Antibodies as Change Agents in HIV: Good News for Vaccines

About the speaker, Nancy Haigwood: In my position as Director of the Oregon National Primate Research Center (ONPRC), I have in place strong senior scientific, veterinary, and administrative leadership, as well as a Project Manager, to provide expertise and guidance to manage the Center.

My office is responsible for strategic planning to plan and prioritize infrasctructure and scientific investments in collaboration with the host institution, Oregon Health & Science University. Together we work to assure that the goals of the National Primate Research Centers program are met or exceeded, to provide scientific models and expertise, nonhuman primate resources, and outstanding animal care for NIH-funded investigators exploring improvements for human health. 
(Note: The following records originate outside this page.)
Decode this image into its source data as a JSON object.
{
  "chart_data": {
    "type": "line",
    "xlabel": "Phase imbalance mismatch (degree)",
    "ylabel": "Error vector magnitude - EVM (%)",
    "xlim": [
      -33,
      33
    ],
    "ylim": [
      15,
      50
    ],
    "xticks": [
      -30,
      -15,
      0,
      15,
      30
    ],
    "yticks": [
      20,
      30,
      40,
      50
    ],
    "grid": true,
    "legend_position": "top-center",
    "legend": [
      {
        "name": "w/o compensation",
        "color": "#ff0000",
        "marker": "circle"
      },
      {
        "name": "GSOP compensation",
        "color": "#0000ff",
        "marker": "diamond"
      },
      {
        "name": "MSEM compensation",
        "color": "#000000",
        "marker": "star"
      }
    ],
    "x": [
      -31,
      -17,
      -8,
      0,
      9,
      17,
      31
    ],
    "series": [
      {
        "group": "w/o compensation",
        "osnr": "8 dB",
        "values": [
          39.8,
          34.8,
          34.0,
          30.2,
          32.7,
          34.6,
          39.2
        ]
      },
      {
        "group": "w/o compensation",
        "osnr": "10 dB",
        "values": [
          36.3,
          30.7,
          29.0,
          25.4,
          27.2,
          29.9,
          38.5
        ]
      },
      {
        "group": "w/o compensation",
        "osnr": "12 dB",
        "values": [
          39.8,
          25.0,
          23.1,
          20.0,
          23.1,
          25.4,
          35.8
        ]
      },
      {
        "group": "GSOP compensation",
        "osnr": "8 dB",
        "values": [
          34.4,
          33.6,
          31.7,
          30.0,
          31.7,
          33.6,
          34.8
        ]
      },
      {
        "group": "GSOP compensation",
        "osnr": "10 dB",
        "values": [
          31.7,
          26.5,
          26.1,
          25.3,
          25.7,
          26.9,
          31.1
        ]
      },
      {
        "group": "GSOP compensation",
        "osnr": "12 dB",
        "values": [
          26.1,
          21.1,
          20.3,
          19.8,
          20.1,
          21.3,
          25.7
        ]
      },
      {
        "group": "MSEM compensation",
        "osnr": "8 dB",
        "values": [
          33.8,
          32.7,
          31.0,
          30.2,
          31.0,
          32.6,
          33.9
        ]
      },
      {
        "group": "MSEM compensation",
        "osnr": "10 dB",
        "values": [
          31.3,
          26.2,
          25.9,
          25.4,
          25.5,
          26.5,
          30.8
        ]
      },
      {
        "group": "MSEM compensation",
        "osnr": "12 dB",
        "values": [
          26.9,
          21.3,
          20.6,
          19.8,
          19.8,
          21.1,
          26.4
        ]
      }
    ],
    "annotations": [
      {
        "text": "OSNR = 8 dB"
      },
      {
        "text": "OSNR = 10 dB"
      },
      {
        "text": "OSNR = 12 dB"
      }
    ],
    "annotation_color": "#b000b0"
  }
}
I also maintain an active research laboratory funded by NIH. I have over 35 years’ experience in molecular biology and immunology research in the area of global health, both in the for-profit and non-profit sectors and for the last 30 years I have been actively engaged in vaccine discovery and immunotherapy research for in nonhuman primate (NHP) models for HIV/AIDS. I co-developed one of the first HIV vaccines, gp120 produced in CHO cells, while at Chiron Corporation (now Novartis) and have maintained a continuously funded laboratory that is focused on antibody-based therapies and Envelope-based vaccines to elicit protective antibodies.

Since leaving industry in 1997, I have led numerous and continuing individual and collaborative program grants as Principal Investigator, including serving as PI of a P01 “HIVRAD” vaccine grant to discover novel HIV Envelope immunogens. Expertise in the laboratory extends to DNA-based and viral vaccines, as well as recombinant monomeric and trimeric antigen design and production in 293 cells (and purification) for use in vaccine studies.

We have recently shown that potent human neutralizing monoclonal antibodies can change the course of SHIV infection in infant macaques, directly killing newly established infected cells in vivo and preventing the establishment of a permanent viral reservoir.